Aigner ist aber auch politisch ein eigenwilliger Kopf. Mit den Nazis will er nichts zu tun haben. Er selbst hat dazu einmal gesagt, "ich wollte kein stummer Hund sein". Und so weigerte er sich, die Hakenkreuzfahne zu hissen und die Glocken zum "Friedensappell des Führers" zu läuten, kritisierte in seinen Predigten den Nationalsozialismus und sympathisierte öffentlich mit Georg Eisler, der im November 1939 versucht hatte, Hitler zu töten. Aigner wurde denunziert, 1940 zu einer Haftstrafe verurteilt und 1941 von einem Gefängnis aus in den so genannten Priesterblock des KZ Dachau überstellt. Ab 1942 wird der Paketempfang erleichtert. Aigner lässt sich auf diesem Weg Apfelsamen ins Lager schmuggeln und züchtet die Apfelsorten KZ-1, KZ-2, KZ-3 und KZ-4 in einer versteckten Baumschule. Seine Vertraute Josefa Mack kann die Sämlinge nach draußen schmuggeln und einpflanzen. Später tragen sie Früchte.

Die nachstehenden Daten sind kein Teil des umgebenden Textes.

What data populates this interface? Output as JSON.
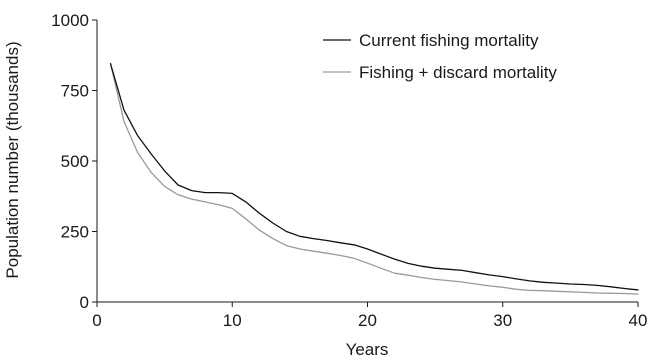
{
  "chart_data": {
    "type": "line",
    "title": "",
    "xlabel": "Years",
    "ylabel": "Population number (thousands)",
    "xlim": [
      0,
      40
    ],
    "ylim": [
      0,
      1000
    ],
    "xticks": [
      0,
      10,
      20,
      30,
      40
    ],
    "yticks": [
      0,
      250,
      500,
      750,
      1000
    ],
    "grid": false,
    "legend_position": "top-right",
    "series": [
      {
        "name": "Current fishing mortality",
        "color": "#111111",
        "x": [
          1,
          2,
          3,
          4,
          5,
          6,
          7,
          8,
          9,
          10,
          11,
          12,
          13,
          14,
          15,
          16,
          17,
          18,
          19,
          20,
          21,
          22,
          23,
          24,
          25,
          26,
          27,
          28,
          29,
          30,
          31,
          32,
          33,
          34,
          35,
          36,
          37,
          38,
          39,
          40
        ],
        "y": [
          845,
          680,
          590,
          525,
          465,
          415,
          395,
          388,
          388,
          385,
          355,
          315,
          280,
          250,
          233,
          225,
          218,
          210,
          203,
          188,
          170,
          152,
          137,
          127,
          120,
          116,
          112,
          104,
          96,
          90,
          82,
          75,
          70,
          67,
          64,
          62,
          59,
          54,
          48,
          43
        ]
      },
      {
        "name": "Fishing + discard mortality",
        "color": "#9a9a9a",
        "x": [
          1,
          2,
          3,
          4,
          5,
          6,
          7,
          8,
          9,
          10,
          11,
          12,
          13,
          14,
          15,
          16,
          17,
          18,
          19,
          20,
          21,
          22,
          23,
          24,
          25,
          26,
          27,
          28,
          29,
          30,
          31,
          32,
          33,
          34,
          35,
          36,
          37,
          38,
          39,
          40
        ],
        "y": [
          845,
          640,
          530,
          460,
          410,
          380,
          365,
          355,
          345,
          332,
          295,
          255,
          225,
          200,
          188,
          180,
          173,
          165,
          155,
          138,
          120,
          102,
          95,
          87,
          80,
          76,
          71,
          64,
          57,
          52,
          45,
          41,
          40,
          38,
          36,
          34,
          32,
          31,
          30,
          28
        ]
      }
    ]
  }
}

Nach seiner Flucht von einem Todesmarsch im 1945 malt Aigner auch diese Sorten und viele andere bis 1966. Im Buch sind jetzt alle Bilder in Originalgröße zu entdecken und mit ihnen dieser ungewöhnliche, nicht ganz zu ergründende Mann, der sich seinen zerschlissenen grünen Mantel, den er im KZ Dachau getragen hatte, am 5. Oktober 1966 mit ins Grab legen ließ. "Mehr Pomologe als Pfarrer", hatte das bischöfliche Ordinariat über Aigner noch zu seinen Lebzeiten geurteilt. Und ein großer Künstler. Das macht dieser Band nun deutlich. Schön, dass der Verlag Matthes & Seitz dieses Projekt in seiner neuen Reihe Naturkunden gewagt hat.